Suellen Fraga
Jan 31, 2018 · 4 min read
Foto: Maxwell Vilela (Retratista)

A chamada lei das cotas raciais (12.711), desde sua sanção em 2012, é alvo de muitas polêmicas em função das opiniões diversas sobre o acesso da população negra e pobre às universidades públicas do país.

Embora muito tenha sido discutida, pesquisada e também defendida como importante ação afirmativa para o acesso das pessoas negras à educação de ensino superior, a lei das cotas raciais frequentemente é questionada frente ao argumento das cotas sociais, de que ‘‘os direitos são iguais’’ dentre outras falas similares, posto que a realidade de classes no Brasil não é de equidade suficiente que atinja toda a população com educação básica e superior gratuita e de qualidade.

Entre uma série de dados apontados, as discussões que os movimentos negros e especialistas na área enfatizam, é sobre a necessidade de que, independente da classe social, a branquitude reconheça minimamente os privilégios acessados durante a vida, em relação às pessoas negras. E que estes privilégios foram historicamente construídos ao longo de cinco séculos de reconhecimento do Brasil enquanto nação, considerando que em quase quatro séculos, a população negra foi escravizada no processo de construção desse país, período este em que também o privilégio do acesso às instituições de educação ou qualquer outro direito civil foi negado.

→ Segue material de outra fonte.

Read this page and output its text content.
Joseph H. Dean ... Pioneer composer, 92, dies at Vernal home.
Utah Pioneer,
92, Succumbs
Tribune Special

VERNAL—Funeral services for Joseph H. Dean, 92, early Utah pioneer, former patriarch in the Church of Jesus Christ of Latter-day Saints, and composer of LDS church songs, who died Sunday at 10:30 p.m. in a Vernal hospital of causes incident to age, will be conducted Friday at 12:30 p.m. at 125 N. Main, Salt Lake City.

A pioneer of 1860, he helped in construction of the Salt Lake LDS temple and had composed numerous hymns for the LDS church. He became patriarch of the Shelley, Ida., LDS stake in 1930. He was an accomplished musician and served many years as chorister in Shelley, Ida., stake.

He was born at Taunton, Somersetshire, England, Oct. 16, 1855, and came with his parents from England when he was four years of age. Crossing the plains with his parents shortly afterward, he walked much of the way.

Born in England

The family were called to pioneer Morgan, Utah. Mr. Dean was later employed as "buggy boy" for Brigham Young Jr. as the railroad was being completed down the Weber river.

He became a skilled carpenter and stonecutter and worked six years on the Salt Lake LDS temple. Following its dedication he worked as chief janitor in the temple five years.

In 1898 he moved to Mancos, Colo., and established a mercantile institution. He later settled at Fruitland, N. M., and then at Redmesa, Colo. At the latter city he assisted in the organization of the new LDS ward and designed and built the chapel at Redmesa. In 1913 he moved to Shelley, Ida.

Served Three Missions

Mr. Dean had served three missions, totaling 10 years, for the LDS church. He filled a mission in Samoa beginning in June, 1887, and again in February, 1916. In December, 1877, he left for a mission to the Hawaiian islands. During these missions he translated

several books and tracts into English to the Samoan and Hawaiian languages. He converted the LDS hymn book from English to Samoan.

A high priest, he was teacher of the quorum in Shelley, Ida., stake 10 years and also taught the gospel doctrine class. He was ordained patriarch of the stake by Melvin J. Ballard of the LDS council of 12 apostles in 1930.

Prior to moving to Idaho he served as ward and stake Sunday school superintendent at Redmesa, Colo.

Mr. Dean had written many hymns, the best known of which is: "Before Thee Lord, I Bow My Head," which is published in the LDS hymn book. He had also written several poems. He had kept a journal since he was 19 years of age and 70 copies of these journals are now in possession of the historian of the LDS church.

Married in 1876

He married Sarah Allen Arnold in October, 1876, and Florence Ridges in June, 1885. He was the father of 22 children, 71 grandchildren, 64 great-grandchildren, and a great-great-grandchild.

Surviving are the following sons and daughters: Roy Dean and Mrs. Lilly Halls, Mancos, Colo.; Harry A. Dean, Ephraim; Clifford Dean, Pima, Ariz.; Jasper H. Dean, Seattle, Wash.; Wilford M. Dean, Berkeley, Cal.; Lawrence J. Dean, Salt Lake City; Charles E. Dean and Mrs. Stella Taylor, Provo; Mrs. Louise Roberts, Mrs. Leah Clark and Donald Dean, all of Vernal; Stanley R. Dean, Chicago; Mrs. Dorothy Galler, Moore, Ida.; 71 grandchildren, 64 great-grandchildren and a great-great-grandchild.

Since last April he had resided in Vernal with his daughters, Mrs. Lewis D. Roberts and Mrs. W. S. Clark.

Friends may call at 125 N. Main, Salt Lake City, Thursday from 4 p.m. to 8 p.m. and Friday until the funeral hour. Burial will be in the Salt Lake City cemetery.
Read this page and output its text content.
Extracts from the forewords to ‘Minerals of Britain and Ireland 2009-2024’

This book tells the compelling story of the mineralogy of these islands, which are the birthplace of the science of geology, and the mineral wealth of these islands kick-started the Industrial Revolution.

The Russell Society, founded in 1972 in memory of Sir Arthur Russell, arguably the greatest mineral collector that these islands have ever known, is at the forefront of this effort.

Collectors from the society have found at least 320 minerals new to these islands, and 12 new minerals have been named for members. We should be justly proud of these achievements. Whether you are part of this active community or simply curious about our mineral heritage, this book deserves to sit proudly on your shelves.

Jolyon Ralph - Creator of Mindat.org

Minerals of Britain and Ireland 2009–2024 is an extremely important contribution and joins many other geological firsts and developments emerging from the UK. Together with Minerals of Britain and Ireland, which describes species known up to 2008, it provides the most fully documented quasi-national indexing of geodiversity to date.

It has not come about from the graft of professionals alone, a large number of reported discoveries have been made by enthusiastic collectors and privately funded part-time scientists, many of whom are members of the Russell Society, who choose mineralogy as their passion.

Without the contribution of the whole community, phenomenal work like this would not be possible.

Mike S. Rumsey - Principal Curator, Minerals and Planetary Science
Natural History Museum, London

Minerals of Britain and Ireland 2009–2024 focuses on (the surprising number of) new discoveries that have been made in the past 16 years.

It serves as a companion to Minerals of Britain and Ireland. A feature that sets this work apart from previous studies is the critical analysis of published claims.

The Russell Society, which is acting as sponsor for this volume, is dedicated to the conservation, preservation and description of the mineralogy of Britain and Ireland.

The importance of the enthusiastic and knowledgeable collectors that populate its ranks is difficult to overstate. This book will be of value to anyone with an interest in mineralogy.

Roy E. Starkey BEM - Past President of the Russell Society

Quando falamos de juventude e condições da existência em uma sociedade extremamente racista, preconceituosa e discriminatória, esse assunto também se estende considerando os dados alarmantes de jovens exterminados por arma de fogo no Brasil, sobretudo de jovens negros e periféricos, conforme o Mapa da Violência 2016. Contudo, além dos direitos cíveis que por muito tempo foi negado, nota-se ainda hoje que para a população negra, o direito à vida é uma pauta árdua a ser enfrentada, pauta essa em que deve ser implicada toda a sociedade com processos de formação, ações afirmativas, posicionamento político e com práticas antirracistas.

Sendo assim, a condição da juventude negra na sociedade brasileira revela real dificuldade de acesso ao ensino superior, para além simplesmente do discurso de ascendência por méritos. O que evidencia que o diálogo sobre as cotas raciais de fato deve ser ampliado, a propósito de que haja o reconhecimento da política de cotas como uma ação de mínimo reparo ao déficit social causado à população negra por toda uma vida de racismo e história de escravização.

No último semestre de 2017, em Minas Gerais, a discussão sobre as cotas raciais novamente veio à tona em função dos casos de fraudes nos processos seletivos das universidades. Nos meios de comunicação, muito se falou a respeito de pessoas brancas que utilizaram da autodeclaração para acessarem cursos da graduação ou pós-graduação pelas cotas raciais. Na Universidade Federal de Minas Gerais (UFMG) por exemplo, o caso do estudante Vinícius Loures, de 23 anos, aprovado para o curso de Medicina utilizando as cotas raciais, provocou muitos questionamentos pelas características explicitas de branquitude que o estudante possui. Posterior a repercussão do caso, Vinícius se manifestou dizendo reconhecer que havia cometido fraude e deixou o curso de Medicina afirmando que tentaria ingressar novamente pelo método convencional.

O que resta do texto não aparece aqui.